Synthèse Samir Méhalla
Ghaza : une assistance accrue, un contexte d’urgence prolongée
Les Nations unies et leurs partenaires intensifient leurs opérations dans la bande de Ghaza dans le cadre du plan de réponse humanitaire de 60 jours. Le 2 novembre, 80 camions de secours ont franchi les points de passage, transportant nourriture, vêtements, abris, médicaments et produits d’hygiène. Près de 750 palettes de vivres ont été livrées à Ghaza-Ville, malgré la congestion des routes.
Depuis la reprise des distributions alimentaires le 13 octobre, près d’un million de personnes – soit la moitié de la population – ont bénéficié d’une aide via 46 points de distribution. Les familles devraient recevoir deux rations mensuelles en novembre, contre une seule en octobre.
Plus de 210 tonnes d’aliments pour bétail ont également été distribuées à 1 700 éleveurs de Deir al-Balah.
Sur le plan nutritionnel, 120 000 paquets de céréales fortifiées ont été fournis pour prévenir la malnutrition infantile. Dans le domaine de l’eau et de l’assainissement, 2 400 kits d’hygiène, 900 kits de dignité et 10 réservoirs d’eau ont été installés pour améliorer l’accès à l’eau potable. Des forages de puits sont en cours à Ghaza-Ville grâce au soutien humanitaire.
Malgré les risques, les acteurs de la protection poursuivent leurs activités : 300 enfants ont participé à des sessions de sensibilisation aux droits, 100 adolescents et parents ont reçu un appui psychosocial, tandis que 700 femmes et filles ont bénéficié d’une aide de première urgence dans plusieurs localités du sud. L’OCHA rappelle que la pleine mise en œuvre du plan exige un cessez-le-feu durable, des points de passage fonctionnels et un financement stable.

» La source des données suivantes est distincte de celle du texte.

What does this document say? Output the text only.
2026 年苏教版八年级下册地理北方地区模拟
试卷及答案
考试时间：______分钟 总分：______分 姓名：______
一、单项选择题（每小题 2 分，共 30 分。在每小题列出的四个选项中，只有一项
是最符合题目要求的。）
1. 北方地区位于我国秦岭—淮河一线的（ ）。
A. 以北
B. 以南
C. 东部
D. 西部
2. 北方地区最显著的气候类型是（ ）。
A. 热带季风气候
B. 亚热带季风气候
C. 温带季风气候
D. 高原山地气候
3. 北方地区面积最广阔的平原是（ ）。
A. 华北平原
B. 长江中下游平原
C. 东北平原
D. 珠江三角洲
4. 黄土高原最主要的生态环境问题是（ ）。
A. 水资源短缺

Cisjordanie : l’ONU réclame protection et justice
Le Secrétaire général adjoint pour les affaires humanitaires, Tom Fletcher, a dénoncé la multiplication des attaques de colons israéliens contre des Palestiniens pendant la récolte des olives. Il a souligné que l’impunité de ces actes viole le droit international, exigeant que les auteurs soient poursuivis et sanctionnés.
Soudan : une crise humanitaire hors de contrôle
Dans le Nord-Darfour, la violence s’intensifie. Des frappes aériennes et de drones ont visé El Fasher, Tina et Wana Mountain, causant des victimes civiles encore non vérifiées.
L’Organisation mondiale de la santé a condamné la frappe contre l’hôpital pédiatrique et maternel de Kernoi, qui a tué quatre personnes, dont des enfants.
Malgré les conditions périlleuses, l’ONU et ses partenaires continuent d’intervenir. À Tawila, où des milliers de déplacés affluent, 12 000 personnes ont reçu de l’eau potable et 45 000 bénéficient désormais d’un accès chloré quotidien.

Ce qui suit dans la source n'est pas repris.